1 Guerre de l'information et RMA : l'analyse chinoise

2 La collecte de l'information comme essence de la guerre de l'information :

3 Le concept de guerre de l'information dans la stratégie chinoise classique :

4 Maoïsme et guerre de l'information

 

Par ailleurs, le contrôle de l'information constitue également une dimension essentielle de la guerre de l'information qui, dans le cas de la République populaire de Chine (RPC), se rattache à la pratique toujours en vigueur du contrôle totalitaire de la société. La guerre de l'information rejoint alors la guerre de propagande et la guerre psychologique qui font partie intégrante de l'héritage idéologique maoïste des stratèges chinois contemporains.


 

  1. Guerre de l'information et RMA : l'analyse chinoise

    Dans ce cadre, le sentiment de vulnérabilité et d'urgence des stratèges chinois est très sensible à travers leurs écrits. Les analystes chinois - qui dans leurs textes adhèrent à l'idée selon laquelle la supériorité en terme de puissance de feu dépend de la supériorité, et donc du contrôle de l'information s'inquiètent de l'avancée des Etats-Unis dans ce domaine, et considèrent que la première mission du programme de modernisation des forces chinoises doit être de se préparer à rattraper ce retard considérable (1). Les projets de modernisation de l'Armée populaire de libération prévoient, par exemple, la constitution d'unités réduites à haut niveau technologique qui permette de faire progresser le degré d'intégration des opérations, le but étant à moyen terme la maîtrise du C31 (Command, Control, Communications and Intelligence) et, au-delà, du C41 (Command, Control, Communications, Computers and Intelligence).


     

    Au mois de novembre 1996, des manoeuvres aéroterrestres dans le détroit de Jinan intégraient ainsi des opérations de brouillage et de contre mesures électroniques. De même, au delà de leur fonction d'intimidation, les manoeuvres dans le détroit de Taiwan au printemps de la même année étaient censées démontrer la capacité de l'APL à mettre en place des opérations intégrées des trois armes. Dans la conception agressive des rapports de force au sein du système mondial qui semble être celle des stratèges chinois aujourd'hui, la RPC, en dépit de son retard, ne peut se permettre de ne pas tenter au moins d'accompagner la vague technologique dont la dimension contemporaine de la guerre de l'information est l'un des éléments.

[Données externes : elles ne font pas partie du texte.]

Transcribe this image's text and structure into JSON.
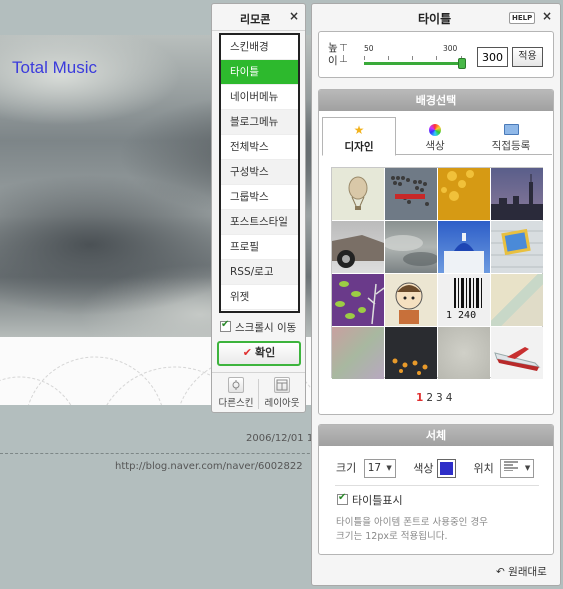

    Les capacités techniques et les moyens matériels restent encore réduits, en dépit des considérables efforts de la République populaire dans ce domaine depuis la fin des années 80 ; néanmoins, les stratèges chinois tentent

    d'élaborer une nouvelle théorie de la guerre qui prenne en compte toutes les dimensions de la RMA, dont fait partie la guerre de l'information. Si cette réflexion reste totalement coupée de la réalité du développement technologique du pays, elle se justifie, selon eux, par le fait que l'élaboration d'une nouvelle doctrine militaire se doit de précéder la révolution militaire à venir ; la Chine pourrait ainsi rattraper une partie de son retard en restant capable d'intégrer sans délai toute avancée technologique.

    La réflexion des stratèges chinois s'élabore donc à plusieurs niveaux. Un niveau purement théorique, qui développe une analyse de la RMA dans sa dimension historique : histoire de concept, chronologie, et qui tente de définir, sur le modèle américain, la nouvelle RMA par une intégration entre les nouvelles technologies de l'information et les capacités nouvelles de frappe, de plus en plus précises, à très grande distance.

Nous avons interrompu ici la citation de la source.